By Hanna Plotnik
Spring has sprung and that means longer and lighter days. It also means kitten season is underway!
The world is full of tiny, big-eyed, fluffy newborn kittens, which sounds like a dream come true, and in some ways is as delightful as it sounds…but it is also when shelters become full of kittens and cats that are looking for their fur-ever home.
Generally, kitten season starts in early spring and can run through late fall, but with Phoenix’s warmer climate, kitten season is almost all year long.
The increase in the number of kittens born at once can be a struggle for animal rescues and shelters.
“Due to Arizona’s 10-month kitten season, we see nearly 1,300 kittens come through our foster department every year,” said Michael Morefield, director of marketing and communications for Arizona Animal Welfare League (AAWL).
For the last five years, Scottsdale Quarter helps AAWL manage the spike in homeless kittens by offering a vacant storefront to serve as a pop-up adoption shop. The first pop-up adoption shop of 2019 is Saturday, May 25, from 10 a.m. until 3 p.m.
This paw-some pop-up will have about 20 to 25 kittens available at each event. This year, the adoption pop-up shop will be around the corner from Urban Outfitters.

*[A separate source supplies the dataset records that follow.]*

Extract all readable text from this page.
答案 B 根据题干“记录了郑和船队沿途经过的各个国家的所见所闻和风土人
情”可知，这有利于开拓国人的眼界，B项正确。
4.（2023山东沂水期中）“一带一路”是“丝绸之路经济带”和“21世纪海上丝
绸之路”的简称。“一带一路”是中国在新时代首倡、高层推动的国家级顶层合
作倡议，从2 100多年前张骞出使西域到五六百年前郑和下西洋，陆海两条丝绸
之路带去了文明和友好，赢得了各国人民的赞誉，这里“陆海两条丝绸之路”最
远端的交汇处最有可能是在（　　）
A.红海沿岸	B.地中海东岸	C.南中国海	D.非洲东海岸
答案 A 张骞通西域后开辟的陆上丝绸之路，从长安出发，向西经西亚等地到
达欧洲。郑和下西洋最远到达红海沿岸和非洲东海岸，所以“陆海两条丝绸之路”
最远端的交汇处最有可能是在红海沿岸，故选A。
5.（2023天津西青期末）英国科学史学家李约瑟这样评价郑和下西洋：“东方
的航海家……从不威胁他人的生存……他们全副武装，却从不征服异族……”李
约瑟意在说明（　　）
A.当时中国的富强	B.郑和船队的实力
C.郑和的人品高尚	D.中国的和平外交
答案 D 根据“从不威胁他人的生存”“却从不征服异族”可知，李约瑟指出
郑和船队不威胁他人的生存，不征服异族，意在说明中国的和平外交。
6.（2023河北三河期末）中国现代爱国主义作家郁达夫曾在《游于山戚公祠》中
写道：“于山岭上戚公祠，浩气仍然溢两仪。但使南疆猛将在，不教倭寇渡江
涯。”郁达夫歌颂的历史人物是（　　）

“We are beyond grateful to partner-up with AAWL year after year and help our furry friends find their forever home. This will be the fifth annual kitten pop-up adoption shops and over the course of the years, about 400 kittens have been adopted into a new family,” said Alison Goodman, Marketing Director at the Scottsdale Quarter. “I am an animal lover myself and Scottsdale Quarter is a very animal-friendly shopping center.”
The kitten pop-up adoption shop will continue on various weekends through September 22. For kitten pop-up shop dates and times, visit scottsdalequarter.com or aawl.org. You can also call Scottsdale Quarter at (480) 270-8123 or AAWL at (602) 273-6852.
What to do if you find feral kittens:
• Is the mama cat around? If not, check back on the kittens in a few hours to see if she’s back. Mother cats might reject a newborn if we handle them before they’re old enough to separate from her.
• If you don’t see a mama cat for several hours and are worried about the kittens’ well-being, contact AAWL or a local shelter to see if they can take the feral kittens and find them a foster home while they become old enough to be adopted.
• If possible, bring in the parent cats to get spayed or neutered, so there are not more feral kittens born without a home.